Letha bridle wetlands-01

The Great Horned Owl Bridle Trail starts from the eastern parking lot in the park, heads north between road and wetlands, and wanders in and out of the woods as it makes a 1.6-mile loop through those wetlands. Though the recent snow had mostly melted here, it left the trail very soggy and muddy in many spots, especially where it led through the wetter areas of the park.

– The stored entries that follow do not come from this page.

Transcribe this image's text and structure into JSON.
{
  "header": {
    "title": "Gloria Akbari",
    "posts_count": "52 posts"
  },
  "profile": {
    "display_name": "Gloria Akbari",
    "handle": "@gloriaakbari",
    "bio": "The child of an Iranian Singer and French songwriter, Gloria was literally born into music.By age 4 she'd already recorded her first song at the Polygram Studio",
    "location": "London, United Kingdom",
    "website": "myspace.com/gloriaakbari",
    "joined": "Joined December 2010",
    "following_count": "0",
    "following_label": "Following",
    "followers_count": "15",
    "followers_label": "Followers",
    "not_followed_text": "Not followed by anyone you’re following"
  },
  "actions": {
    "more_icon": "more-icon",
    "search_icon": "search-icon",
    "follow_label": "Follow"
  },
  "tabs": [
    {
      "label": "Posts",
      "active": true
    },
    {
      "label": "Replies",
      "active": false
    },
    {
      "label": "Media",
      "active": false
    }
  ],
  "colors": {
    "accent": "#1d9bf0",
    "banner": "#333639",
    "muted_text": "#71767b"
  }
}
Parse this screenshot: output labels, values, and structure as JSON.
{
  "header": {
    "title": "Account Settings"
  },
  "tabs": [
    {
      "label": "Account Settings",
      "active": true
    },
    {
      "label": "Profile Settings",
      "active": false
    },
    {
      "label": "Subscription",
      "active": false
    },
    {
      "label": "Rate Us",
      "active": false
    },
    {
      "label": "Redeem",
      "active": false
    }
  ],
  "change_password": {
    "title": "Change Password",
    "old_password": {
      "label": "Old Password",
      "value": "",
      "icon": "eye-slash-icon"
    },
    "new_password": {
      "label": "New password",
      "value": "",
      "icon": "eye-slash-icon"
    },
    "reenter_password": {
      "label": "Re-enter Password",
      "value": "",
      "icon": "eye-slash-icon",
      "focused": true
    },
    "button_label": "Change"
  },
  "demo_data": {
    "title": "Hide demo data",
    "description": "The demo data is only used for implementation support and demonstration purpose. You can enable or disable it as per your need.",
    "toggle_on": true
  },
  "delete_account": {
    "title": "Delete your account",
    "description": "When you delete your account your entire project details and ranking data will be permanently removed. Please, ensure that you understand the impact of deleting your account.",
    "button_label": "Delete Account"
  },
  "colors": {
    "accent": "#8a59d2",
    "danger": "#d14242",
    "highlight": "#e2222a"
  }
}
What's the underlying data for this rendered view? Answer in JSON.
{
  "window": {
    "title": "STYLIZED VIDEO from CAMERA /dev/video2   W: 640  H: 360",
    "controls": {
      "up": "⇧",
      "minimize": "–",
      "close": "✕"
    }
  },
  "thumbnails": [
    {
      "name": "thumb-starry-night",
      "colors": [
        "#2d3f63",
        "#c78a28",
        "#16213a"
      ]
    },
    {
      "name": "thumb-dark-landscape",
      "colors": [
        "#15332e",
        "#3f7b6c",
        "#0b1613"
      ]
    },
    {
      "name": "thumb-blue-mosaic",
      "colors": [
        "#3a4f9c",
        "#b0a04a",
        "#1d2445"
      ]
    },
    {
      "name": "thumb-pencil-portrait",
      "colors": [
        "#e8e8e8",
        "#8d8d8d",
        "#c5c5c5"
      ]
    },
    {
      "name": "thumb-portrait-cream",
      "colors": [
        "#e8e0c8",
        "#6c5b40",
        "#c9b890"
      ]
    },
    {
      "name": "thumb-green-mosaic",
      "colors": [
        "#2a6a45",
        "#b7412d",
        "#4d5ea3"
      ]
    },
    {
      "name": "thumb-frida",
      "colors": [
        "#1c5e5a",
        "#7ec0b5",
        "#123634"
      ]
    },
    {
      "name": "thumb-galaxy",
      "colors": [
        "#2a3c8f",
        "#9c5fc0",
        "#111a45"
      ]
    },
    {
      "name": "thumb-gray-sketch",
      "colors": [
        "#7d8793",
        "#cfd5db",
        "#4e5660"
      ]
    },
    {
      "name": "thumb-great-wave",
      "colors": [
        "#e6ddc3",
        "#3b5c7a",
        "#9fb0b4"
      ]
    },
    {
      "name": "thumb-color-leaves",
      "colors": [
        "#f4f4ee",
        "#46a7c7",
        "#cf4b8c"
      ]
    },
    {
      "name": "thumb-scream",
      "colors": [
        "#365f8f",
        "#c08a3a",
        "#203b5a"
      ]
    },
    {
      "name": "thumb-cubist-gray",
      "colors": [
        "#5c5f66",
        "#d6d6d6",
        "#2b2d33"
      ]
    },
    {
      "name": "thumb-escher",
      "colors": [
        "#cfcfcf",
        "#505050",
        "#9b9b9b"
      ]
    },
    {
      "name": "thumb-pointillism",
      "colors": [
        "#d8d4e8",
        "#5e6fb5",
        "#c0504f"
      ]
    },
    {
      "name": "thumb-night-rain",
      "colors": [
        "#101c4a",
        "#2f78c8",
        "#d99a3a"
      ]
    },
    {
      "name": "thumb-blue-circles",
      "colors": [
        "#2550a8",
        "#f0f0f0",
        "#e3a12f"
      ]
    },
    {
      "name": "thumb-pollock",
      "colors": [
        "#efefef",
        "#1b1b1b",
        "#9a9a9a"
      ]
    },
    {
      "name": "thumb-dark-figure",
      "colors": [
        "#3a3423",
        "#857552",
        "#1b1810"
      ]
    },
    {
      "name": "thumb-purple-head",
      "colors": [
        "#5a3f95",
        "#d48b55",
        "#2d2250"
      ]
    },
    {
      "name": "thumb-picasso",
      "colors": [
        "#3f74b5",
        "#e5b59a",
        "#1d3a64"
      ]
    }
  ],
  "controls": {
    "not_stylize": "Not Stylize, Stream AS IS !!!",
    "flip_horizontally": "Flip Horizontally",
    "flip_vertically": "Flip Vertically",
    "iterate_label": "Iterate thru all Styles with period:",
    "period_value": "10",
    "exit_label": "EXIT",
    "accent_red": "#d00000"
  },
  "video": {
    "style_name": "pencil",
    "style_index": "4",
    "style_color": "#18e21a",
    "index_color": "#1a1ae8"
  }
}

I’m not much of a bird-watcher, so I don’t recognize many birds by sight or sound, but I did hear several red-winged blackbirds as I strolled through the more open areas. That surprised me, because the cold, damp day turned a little sleety as I started the hike. But hey, Spring officially starts tomorrow, so I am not going to complain about the blackbirds singing about better weather!

Letha bridle tree pond-01

As the trail wandered through the wetlands (instead of just around the edges), I found subtle differences in what constitutes “wetlands.” Open areas of water, small ponds, and marshy areas met me in different places in the park, with different types of vegetation from trees and bushes down to tall grasses and teasels. Seeing these differences around every bend made me realize how little I really understand about this kind of ecosystem.

I felt chilled by the end of the hike and was grateful to be done (and not to have stepped in any horse apples along the way), but I also appreciated that this trail turned out to be more interesting than I had expected. Since this park is a little more out of the way for me, I doubt I will return here often, but I do think a return visit on a sunny, warm day would be worth the trip.